You bring up the Coelecanth as an example: http://www.dinofish.com. I have never heard of any instance where this fish has been described as a transitional fossil from fish to amphibian- if that hypothesis was posited, it would have been debunked in 1938, when the first live Coelacanth was discovered. That is the process by which science works- hypotheses are presented, and then the scientific community attempts to disprove the hypothesis. Science is a self-correcting process- not an end product. Scientists are capable of being wrong, and when they find that they are, a good scientist will modify or toss out the existing hypothesis. When a hypothesis has endured years of scientific scrutiny, it is considered to be a theory.

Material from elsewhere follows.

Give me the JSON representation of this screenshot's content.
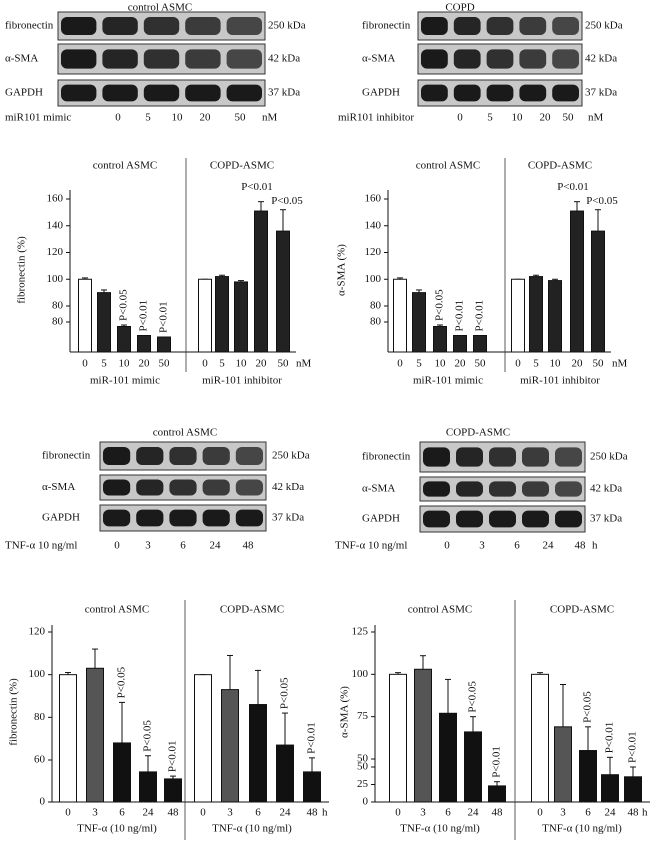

You end your letter by saying:
"I have read that the very existence of a fossil implies catastrophic burial. You see, I've been taught that the fossil 'graveyards' (where thousands of animals where fossilized together) occurred because of the flood. I would be interested to learn what your hypthesis is."Catastrophes have certainly created a plethora of fossils, because with their propensity to wipe out many organisms they increase the chance that at least some of them will be preserved. In the case of such an event like an avalanche or mud slide, animals and plants will not only be killed in mass quantities but will often also be preserved well.
Catastrophes are not the only sources of fossils, however. Fossils can occur for any number of reasons: Predators will leave large piles of bones from different animals they've eaten in lairs where the bones are easily preserved, burial grounds are rich sources of fossils, even though those in them did not, generally speaking, die of catastrophic occurrences, animals may leave tracks in mud which harden and outlast the animal. Fossils do not always imply catastrophe.
While many fossils are created by catastrophes, it is not reasonable to conclude that every fossil graveyard was created by a flood, as opposed to by a volcano, climate change, asteroid, earthquake or any other of myriad types of catastrophic events. Floods can cause mass destruction and burial, but countless floods have occurred and are occurring as we speak- it doesn't mean that they are evidence of the "Great Flood" described in the Bible.
This issue has been raging for almost 150 years - and you have only to type the word "Evolution" or "Creationism" into a search engine to find thousands of articles both for and against both subjects. Here's one you might find interesting with a variety of links to this rather expansive debate: http://www.phy.syr.edu/courses/modules/ORIGINS/origins.html In closing, I would like to say that I'm glad that you are thinking critically about science and posing tough questions- It's just this type of criticism that makes science progress. I would further challenge you to turn that same critical probing mind onto your own beliefs, and ask yourself why you believe what you believe and what evidence there is to support your views. But in so doing, do not attempt to prove yourself right or you'll bias the evidence to see what you want to see. Attempt to prove your views wrong, and see if they stand up to your own criticism.